Drinking Science from the Nozzle of a Firehose

Yesterday, I heard a presentation on the Large Synoptic Survey Telescope, a planned telescope that will take a wide-angle photo of the sky, read the data out, and then move on to the next patch of the sky. This is in marked contrast to the highly planned targeting and relatively long observing time that is more traditional.

The LSST will generate 30 terabytes of data nightly and generate a 70 petabyte catalog (that's a spicy meatball -- 70,000,000 gigabytes). They expect to pick up 1,000,000 transient events per night. You could put all the astronomers and students in the world to the task, and they still couldn't manually keep up with the data flow.

To make things even more challenging, the game-changing science is going to come from the most unusual stuff -- the faintest stuff, the most short-lived stuff, the rarer stuff -- since if it was bright, long-lived, and common, someone might have noticed it already.
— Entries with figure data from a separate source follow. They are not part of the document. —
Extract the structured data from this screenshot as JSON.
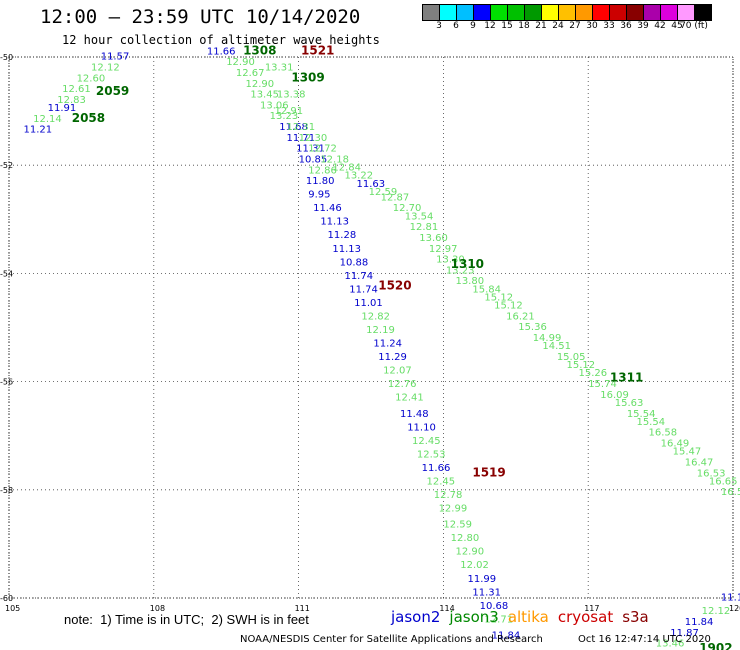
{
  "header": {
    "title": "12:00 – 23:59 UTC 10/14/2020",
    "subtitle": "12 hour collection of altimeter wave heights"
  },
  "legend": {
    "colors": [
      "#7f7f7f",
      "#00ffff",
      "#00bfff",
      "#0000ff",
      "#00e000",
      "#00c000",
      "#009900",
      "#ffff00",
      "#ffc000",
      "#ff9900",
      "#ff0000",
      "#cc0000",
      "#880000",
      "#aa00aa",
      "#dd00dd",
      "#ff99ff",
      "#000000"
    ],
    "labels": [
      "3",
      "6",
      "9",
      "12",
      "15",
      "18",
      "21",
      "24",
      "27",
      "30",
      "33",
      "36",
      "39",
      "42",
      "45",
      "70 (ft)"
    ]
  },
  "axes": {
    "x_ticks": [
      "105",
      "108",
      "111",
      "114",
      "117",
      "120"
    ],
    "y_ticks": [
      "-50",
      "-52",
      "-54",
      "-56",
      "-58",
      "-60"
    ]
  },
  "satellites": [
    {
      "name": "jason2",
      "color": "#0000cc"
    },
    {
      "name": "jason3",
      "color": "#008800"
    },
    {
      "name": "altika",
      "color": "#ff9900"
    },
    {
      "name": "cryosat",
      "color": "#cc0000"
    },
    {
      "name": "s3a",
      "color": "#880000"
    }
  ],
  "footer": {
    "note": "note:  1) Time is in UTC;  2) SWH is in feet",
    "credit": "NOAA/NESDIS Center for Satellite Applications and Research",
    "timestamp": "Oct 16 12:47:14 UTC 2020"
  },
  "time_labels": [
    {
      "text": "1521",
      "lon": 111.05,
      "lat": -49.95,
      "color": "#880000"
    },
    {
      "text": "1308",
      "lon": 109.85,
      "lat": -49.95,
      "color": "#006600"
    },
    {
      "text": "1309",
      "lon": 110.85,
      "lat": -50.45,
      "color": "#006600"
    },
    {
      "text": "2059",
      "lon": 106.8,
      "lat": -50.7,
      "color": "#006600"
    },
    {
      "text": "2058",
      "lon": 106.3,
      "lat": -51.2,
      "color": "#006600"
    },
    {
      "text": "1310",
      "lon": 114.15,
      "lat": -53.9,
      "color": "#006600"
    },
    {
      "text": "1520",
      "lon": 112.65,
      "lat": -54.3,
      "color": "#880000"
    },
    {
      "text": "1311",
      "lon": 117.45,
      "lat": -56.0,
      "color": "#006600"
    },
    {
      "text": "1519",
      "lon": 114.6,
      "lat": -57.75,
      "color": "#880000"
    },
    {
      "text": "1902",
      "lon": 119.3,
      "lat": -61.0,
      "color": "#006600"
    }
  ],
  "observations": [
    {
      "text": "11.57",
      "lon": 106.9,
      "lat": -50.05,
      "color": "#0000cc"
    },
    {
      "text": "12.12",
      "lon": 106.7,
      "lat": -50.25,
      "color": "#66dd66"
    },
    {
      "text": "12.60",
      "lon": 106.4,
      "lat": -50.45,
      "color": "#66dd66"
    },
    {
      "text": "12.61",
      "lon": 106.1,
      "lat": -50.65,
      "color": "#66dd66"
    },
    {
      "text": "12.83",
      "lon": 106.0,
      "lat": -50.85,
      "color": "#66dd66"
    },
    {
      "text": "11.91",
      "lon": 105.8,
      "lat": -51.0,
      "color": "#0000cc"
    },
    {
      "text": "12.14",
      "lon": 105.5,
      "lat": -51.2,
      "color": "#66dd66"
    },
    {
      "text": "11.21",
      "lon": 105.3,
      "lat": -51.4,
      "color": "#0000cc"
    },
    {
      "text": "11.66",
      "lon": 109.1,
      "lat": -49.95,
      "color": "#0000cc"
    },
    {
      "text": "12.90",
      "lon": 109.5,
      "lat": -50.15,
      "color": "#66dd66"
    },
    {
      "text": "12.67",
      "lon": 109.7,
      "lat": -50.35,
      "color": "#66dd66"
    },
    {
      "text": "12.90",
      "lon": 109.9,
      "lat": -50.55,
      "color": "#66dd66"
    },
    {
      "text": "13.31",
      "lon": 110.3,
      "lat": -50.25,
      "color": "#66dd66"
    },
    {
      "text": "13.45",
      "lon": 110.0,
      "lat": -50.75,
      "color": "#66dd66"
    },
    {
      "text": "13.38",
      "lon": 110.55,
      "lat": -50.75,
      "color": "#66dd66"
    },
    {
      "text": "13.06",
      "lon": 110.2,
      "lat": -50.95,
      "color": "#66dd66"
    },
    {
      "text": "12.91",
      "lon": 110.5,
      "lat": -51.05,
      "color": "#66dd66"
    },
    {
      "text": "13.23",
      "lon": 110.4,
      "lat": -51.15,
      "color": "#66dd66"
    },
    {
      "text": "11.68",
      "lon": 110.6,
      "lat": -51.35,
      "color": "#0000cc"
    },
    {
      "text": "12.31",
      "lon": 110.75,
      "lat": -51.35,
      "color": "#66dd66"
    },
    {
      "text": "11.71",
      "lon": 110.75,
      "lat": -51.55,
      "color": "#0000cc"
    },
    {
      "text": "12.30",
      "lon": 111.0,
      "lat": -51.55,
      "color": "#66dd66"
    },
    {
      "text": "11.31",
      "lon": 110.95,
      "lat": -51.75,
      "color": "#0000cc"
    },
    {
      "text": "12.72",
      "lon": 111.2,
      "lat": -51.75,
      "color": "#66dd66"
    },
    {
      "text": "10.85",
      "lon": 111.0,
      "lat": -51.95,
      "color": "#0000cc"
    },
    {
      "text": "12.18",
      "lon": 111.45,
      "lat": -51.95,
      "color": "#66dd66"
    },
    {
      "text": "12.86",
      "lon": 111.2,
      "lat": -52.15,
      "color": "#66dd66"
    },
    {
      "text": "12.84",
      "lon": 111.7,
      "lat": -52.1,
      "color": "#66dd66"
    },
    {
      "text": "13.22",
      "lon": 111.95,
      "lat": -52.25,
      "color": "#66dd66"
    },
    {
      "text": "11.80",
      "lon": 111.15,
      "lat": -52.35,
      "color": "#0000cc"
    },
    {
      "text": "11.63",
      "lon": 112.2,
      "lat": -52.4,
      "color": "#0000cc"
    },
    {
      "text": "12.59",
      "lon": 112.45,
      "lat": -52.55,
      "color": "#66dd66"
    },
    {
      "text": "9.95",
      "lon": 111.2,
      "lat": -52.6,
      "color": "#0000cc"
    },
    {
      "text": "12.87",
      "lon": 112.7,
      "lat": -52.65,
      "color": "#66dd66"
    },
    {
      "text": "11.46",
      "lon": 111.3,
      "lat": -52.85,
      "color": "#0000cc"
    },
    {
      "text": "12.70",
      "lon": 112.95,
      "lat": -52.85,
      "color": "#66dd66"
    },
    {
      "text": "13.54",
      "lon": 113.2,
      "lat": -53.0,
      "color": "#66dd66"
    },
    {
      "text": "11.13",
      "lon": 111.45,
      "lat": -53.1,
      "color": "#0000cc"
    },
    {
      "text": "12.81",
      "lon": 113.3,
      "lat": -53.2,
      "color": "#66dd66"
    },
    {
      "text": "11.28",
      "lon": 111.6,
      "lat": -53.35,
      "color": "#0000cc"
    },
    {
      "text": "13.60",
      "lon": 113.5,
      "lat": -53.4,
      "color": "#66dd66"
    },
    {
      "text": "11.13",
      "lon": 111.7,
      "lat": -53.6,
      "color": "#0000cc"
    },
    {
      "text": "12.97",
      "lon": 113.7,
      "lat": -53.6,
      "color": "#66dd66"
    },
    {
      "text": "10.88",
      "lon": 111.85,
      "lat": -53.85,
      "color": "#0000cc"
    },
    {
      "text": "13.30",
      "lon": 113.85,
      "lat": -53.8,
      "color": "#66dd66"
    },
    {
      "text": "13.23",
      "lon": 114.05,
      "lat": -54.0,
      "color": "#66dd66"
    },
    {
      "text": "11.74",
      "lon": 111.95,
      "lat": -54.1,
      "color": "#0000cc"
    },
    {
      "text": "13.80",
      "lon": 114.25,
      "lat": -54.2,
      "color": "#66dd66"
    },
    {
      "text": "11.74",
      "lon": 112.05,
      "lat": -54.35,
      "color": "#0000cc"
    },
    {
      "text": "15.84",
      "lon": 114.6,
      "lat": -54.35,
      "color": "#66dd66"
    },
    {
      "text": "15.12",
      "lon": 114.85,
      "lat": -54.5,
      "color": "#66dd66"
    },
    {
      "text": "11.01",
      "lon": 112.15,
      "lat": -54.6,
      "color": "#0000cc"
    },
    {
      "text": "15.12",
      "lon": 115.05,
      "lat": -54.65,
      "color": "#66dd66"
    },
    {
      "text": "12.82",
      "lon": 112.3,
      "lat": -54.85,
      "color": "#66dd66"
    },
    {
      "text": "16.21",
      "lon": 115.3,
      "lat": -54.85,
      "color": "#66dd66"
    },
    {
      "text": "15.36",
      "lon": 115.55,
      "lat": -55.05,
      "color": "#66dd66"
    },
    {
      "text": "12.19",
      "lon": 112.4,
      "lat": -55.1,
      "color": "#66dd66"
    },
    {
      "text": "14.99",
      "lon": 115.85,
      "lat": -55.25,
      "color": "#66dd66"
    },
    {
      "text": "14.51",
      "lon": 116.05,
      "lat": -55.4,
      "color": "#66dd66"
    },
    {
      "text": "11.24",
      "lon": 112.55,
      "lat": -55.35,
      "color": "#0000cc"
    },
    {
      "text": "15.05",
      "lon": 116.35,
      "lat": -55.6,
      "color": "#66dd66"
    },
    {
      "text": "11.29",
      "lon": 112.65,
      "lat": -55.6,
      "color": "#0000cc"
    },
    {
      "text": "15.12",
      "lon": 116.55,
      "lat": -55.75,
      "color": "#66dd66"
    },
    {
      "text": "12.07",
      "lon": 112.75,
      "lat": -55.85,
      "color": "#66dd66"
    },
    {
      "text": "15.26",
      "lon": 116.8,
      "lat": -55.9,
      "color": "#66dd66"
    },
    {
      "text": "15.74",
      "lon": 117.0,
      "lat": -56.1,
      "color": "#66dd66"
    },
    {
      "text": "12.76",
      "lon": 112.85,
      "lat": -56.1,
      "color": "#66dd66"
    },
    {
      "text": "16.09",
      "lon": 117.25,
      "lat": -56.3,
      "color": "#66dd66"
    },
    {
      "text": "12.41",
      "lon": 113.0,
      "lat": -56.35,
      "color": "#66dd66"
    },
    {
      "text": "15.63",
      "lon": 117.55,
      "lat": -56.45,
      "color": "#66dd66"
    },
    {
      "text": "15.54",
      "lon": 117.8,
      "lat": -56.65,
      "color": "#66dd66"
    },
    {
      "text": "11.48",
      "lon": 113.1,
      "lat": -56.65,
      "color": "#0000cc"
    },
    {
      "text": "15.54",
      "lon": 118.0,
      "lat": -56.8,
      "color": "#66dd66"
    },
    {
      "text": "11.10",
      "lon": 113.25,
      "lat": -56.9,
      "color": "#0000cc"
    },
    {
      "text": "16.58",
      "lon": 118.25,
      "lat": -57.0,
      "color": "#66dd66"
    },
    {
      "text": "12.45",
      "lon": 113.35,
      "lat": -57.15,
      "color": "#66dd66"
    },
    {
      "text": "16.49",
      "lon": 118.5,
      "lat": -57.2,
      "color": "#66dd66"
    },
    {
      "text": "12.53",
      "lon": 113.45,
      "lat": -57.4,
      "color": "#66dd66"
    },
    {
      "text": "15.47",
      "lon": 118.75,
      "lat": -57.35,
      "color": "#66dd66"
    },
    {
      "text": "16.47",
      "lon": 119.0,
      "lat": -57.55,
      "color": "#66dd66"
    },
    {
      "text": "11.66",
      "lon": 113.55,
      "lat": -57.65,
      "color": "#0000cc"
    },
    {
      "text": "16.53",
      "lon": 119.25,
      "lat": -57.75,
      "color": "#66dd66"
    },
    {
      "text": "12.45",
      "lon": 113.65,
      "lat": -57.9,
      "color": "#66dd66"
    },
    {
      "text": "16.65",
      "lon": 119.5,
      "lat": -57.9,
      "color": "#66dd66"
    },
    {
      "text": "16.5",
      "lon": 119.75,
      "lat": -58.1,
      "color": "#66dd66"
    },
    {
      "text": "12.78",
      "lon": 113.8,
      "lat": -58.15,
      "color": "#66dd66"
    },
    {
      "text": "12.99",
      "lon": 113.9,
      "lat": -58.4,
      "color": "#66dd66"
    },
    {
      "text": "12.59",
      "lon": 114.0,
      "lat": -58.7,
      "color": "#66dd66"
    },
    {
      "text": "12.80",
      "lon": 114.15,
      "lat": -58.95,
      "color": "#66dd66"
    },
    {
      "text": "12.90",
      "lon": 114.25,
      "lat": -59.2,
      "color": "#66dd66"
    },
    {
      "text": "12.02",
      "lon": 114.35,
      "lat": -59.45,
      "color": "#66dd66"
    },
    {
      "text": "11.99",
      "lon": 114.5,
      "lat": -59.7,
      "color": "#0000cc"
    },
    {
      "text": "11.31",
      "lon": 114.6,
      "lat": -59.95,
      "color": "#0000cc"
    },
    {
      "text": "10.68",
      "lon": 114.75,
      "lat": -60.2,
      "color": "#0000cc"
    },
    {
      "text": "12.71",
      "lon": 114.85,
      "lat": -60.45,
      "color": "#66dd66"
    },
    {
      "text": "11.84",
      "lon": 115.0,
      "lat": -60.75,
      "color": "#0000cc"
    },
    {
      "text": "11.12",
      "lon": 119.75,
      "lat": -60.05,
      "color": "#0000cc"
    },
    {
      "text": "12.12",
      "lon": 119.35,
      "lat": -60.3,
      "color": "#66dd66"
    },
    {
      "text": "11.84",
      "lon": 119.0,
      "lat": -60.5,
      "color": "#0000cc"
    },
    {
      "text": "11.87",
      "lon": 118.7,
      "lat": -60.7,
      "color": "#0000cc"
    },
    {
      "text": "13.46",
      "lon": 118.4,
      "lat": -60.9,
      "color": "#66dd66"
    }
  ]
}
The solution will call for wonderfully powerful parallelized machine learning systems. Watson ain't in it, although it's interesting to think how Watson-like analysis of publications might create initial starting places for partitioning the data.

Particle physics has already faced this enormous onslaught of data and it didn't surprise me to see Fermilab in the LSST subscriber list. Nor, when I heard of the data volumes and the computational challenges, was it surprising that another subscriber was Google.